Although it is most likely the yo-yo reached the Philippines by way of China, some legends maintain that Filipino hunters developed the yo-yo as a hunting weapon, throwing a stone and retrieving it with an attached throng. However, it arrived in the Philippines by the 19th century the yo-yo was ingrained in the lives of Filipino children - with a twist. Literally. Instead of a single-string European design which returned immediately the Philippine yo-yo’s string was looped around the axle with the two branches of the loop twisted tightly together. Thus the Philippine yo-yo hesitated a few seconds before returning, thus enabling skilled handlers to develop a repetoire of tricks.

It was this yo-yo, the name derives from the Philippine Tagalog language to describe the action and sound of the toy, that Donald F. Duncan saw in the late 1920s. As Filipinos made their way to the United States in the early 20th century they toy began appearing in Philippine neighborhoods. Pedro Flores, a Filipino hotel worker registered his “Flores Yo-Yo” with the U.S. Patent Office about the time Duncan learned of the toy.

Envisioning a big-selling toy Duncan manufactured his first yo-yo in 1929 but his patent application was turned down as an infringement on the Flores Yo-Yo. Undeterred, Duncan bought Flores’ rights and marketed the first Genuine Duncan Yo-Yo in 1932. Duncan single-handedly made the yo-yo a national craze. He hired groups of Filipino men to demonstrate the yo-yo and sent them on tours of the United States to promote the Duncan Yo-Yo. The arrival of a Duncan troupe and their routines of gravity-defying tricks became an annual rite of spring in America.

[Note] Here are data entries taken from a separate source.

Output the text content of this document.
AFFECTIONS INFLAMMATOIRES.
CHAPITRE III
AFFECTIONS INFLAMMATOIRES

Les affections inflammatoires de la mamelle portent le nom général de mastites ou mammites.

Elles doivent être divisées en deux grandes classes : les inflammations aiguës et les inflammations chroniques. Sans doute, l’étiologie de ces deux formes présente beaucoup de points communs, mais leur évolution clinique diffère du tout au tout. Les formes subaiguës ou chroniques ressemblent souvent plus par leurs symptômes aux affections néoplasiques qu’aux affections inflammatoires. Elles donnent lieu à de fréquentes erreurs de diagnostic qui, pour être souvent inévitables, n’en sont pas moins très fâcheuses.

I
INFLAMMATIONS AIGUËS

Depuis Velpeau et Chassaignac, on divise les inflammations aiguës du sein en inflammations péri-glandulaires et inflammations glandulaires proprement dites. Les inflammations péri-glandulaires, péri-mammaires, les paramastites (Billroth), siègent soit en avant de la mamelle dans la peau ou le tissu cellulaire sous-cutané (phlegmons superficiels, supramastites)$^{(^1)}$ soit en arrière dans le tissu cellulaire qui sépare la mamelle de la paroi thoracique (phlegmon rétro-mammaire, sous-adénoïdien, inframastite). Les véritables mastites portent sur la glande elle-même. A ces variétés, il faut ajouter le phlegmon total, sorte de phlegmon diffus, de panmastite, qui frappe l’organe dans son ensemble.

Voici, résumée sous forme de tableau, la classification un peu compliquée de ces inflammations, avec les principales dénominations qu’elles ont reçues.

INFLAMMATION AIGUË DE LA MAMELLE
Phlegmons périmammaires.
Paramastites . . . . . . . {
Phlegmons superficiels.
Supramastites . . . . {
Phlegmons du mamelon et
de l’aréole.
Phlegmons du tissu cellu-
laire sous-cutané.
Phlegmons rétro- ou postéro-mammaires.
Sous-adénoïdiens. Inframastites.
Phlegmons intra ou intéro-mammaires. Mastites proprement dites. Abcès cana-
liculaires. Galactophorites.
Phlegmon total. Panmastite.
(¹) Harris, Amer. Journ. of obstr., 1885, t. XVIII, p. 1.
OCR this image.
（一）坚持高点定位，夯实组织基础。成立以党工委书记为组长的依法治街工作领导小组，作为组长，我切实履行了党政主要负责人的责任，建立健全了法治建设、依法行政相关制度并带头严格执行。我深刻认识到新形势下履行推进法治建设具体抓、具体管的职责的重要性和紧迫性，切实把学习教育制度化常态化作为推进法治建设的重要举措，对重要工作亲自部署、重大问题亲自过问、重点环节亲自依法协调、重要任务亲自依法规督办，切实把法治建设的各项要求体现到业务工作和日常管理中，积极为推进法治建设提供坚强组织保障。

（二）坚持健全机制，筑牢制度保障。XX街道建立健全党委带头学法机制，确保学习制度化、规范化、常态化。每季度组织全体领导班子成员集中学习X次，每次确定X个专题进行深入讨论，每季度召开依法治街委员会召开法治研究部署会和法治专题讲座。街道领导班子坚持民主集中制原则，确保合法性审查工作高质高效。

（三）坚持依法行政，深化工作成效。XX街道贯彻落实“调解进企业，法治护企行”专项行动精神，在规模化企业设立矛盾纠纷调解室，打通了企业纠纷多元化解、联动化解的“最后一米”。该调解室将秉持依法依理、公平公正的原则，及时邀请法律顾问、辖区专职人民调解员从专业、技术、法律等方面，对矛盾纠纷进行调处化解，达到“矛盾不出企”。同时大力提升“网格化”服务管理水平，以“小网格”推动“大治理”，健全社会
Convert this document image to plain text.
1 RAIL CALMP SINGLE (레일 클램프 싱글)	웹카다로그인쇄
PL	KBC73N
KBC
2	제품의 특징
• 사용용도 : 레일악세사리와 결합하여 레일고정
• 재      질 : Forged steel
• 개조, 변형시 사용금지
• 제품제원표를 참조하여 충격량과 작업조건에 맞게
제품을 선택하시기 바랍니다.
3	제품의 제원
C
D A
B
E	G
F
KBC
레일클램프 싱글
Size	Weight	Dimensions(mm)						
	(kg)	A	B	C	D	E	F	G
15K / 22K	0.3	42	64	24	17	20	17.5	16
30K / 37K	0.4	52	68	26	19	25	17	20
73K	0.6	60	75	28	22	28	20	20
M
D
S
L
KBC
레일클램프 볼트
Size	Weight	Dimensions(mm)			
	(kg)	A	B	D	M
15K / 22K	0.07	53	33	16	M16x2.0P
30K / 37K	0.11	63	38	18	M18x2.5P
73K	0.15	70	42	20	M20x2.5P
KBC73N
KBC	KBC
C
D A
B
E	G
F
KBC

When the novelty of the yo-yo faded by World War II Duncan was able to re-vitalize the toy by taking his demonstrations to television. The maple and ash yo-yos gave way to the all-time best-selling plastic Duncan Imperial in the late 1950s and the yo-yo boom was bigger than ever. But Duncan’s greatest ploy was in securing the rights to the term “yo-yo” itself. It was not until 1965 that the courts ruled that the toy was a yo-yo, not a Duncan yo-yo. But by that time Duncan was selling about nine of every ten yo-yos in America, a figure it still approaches today.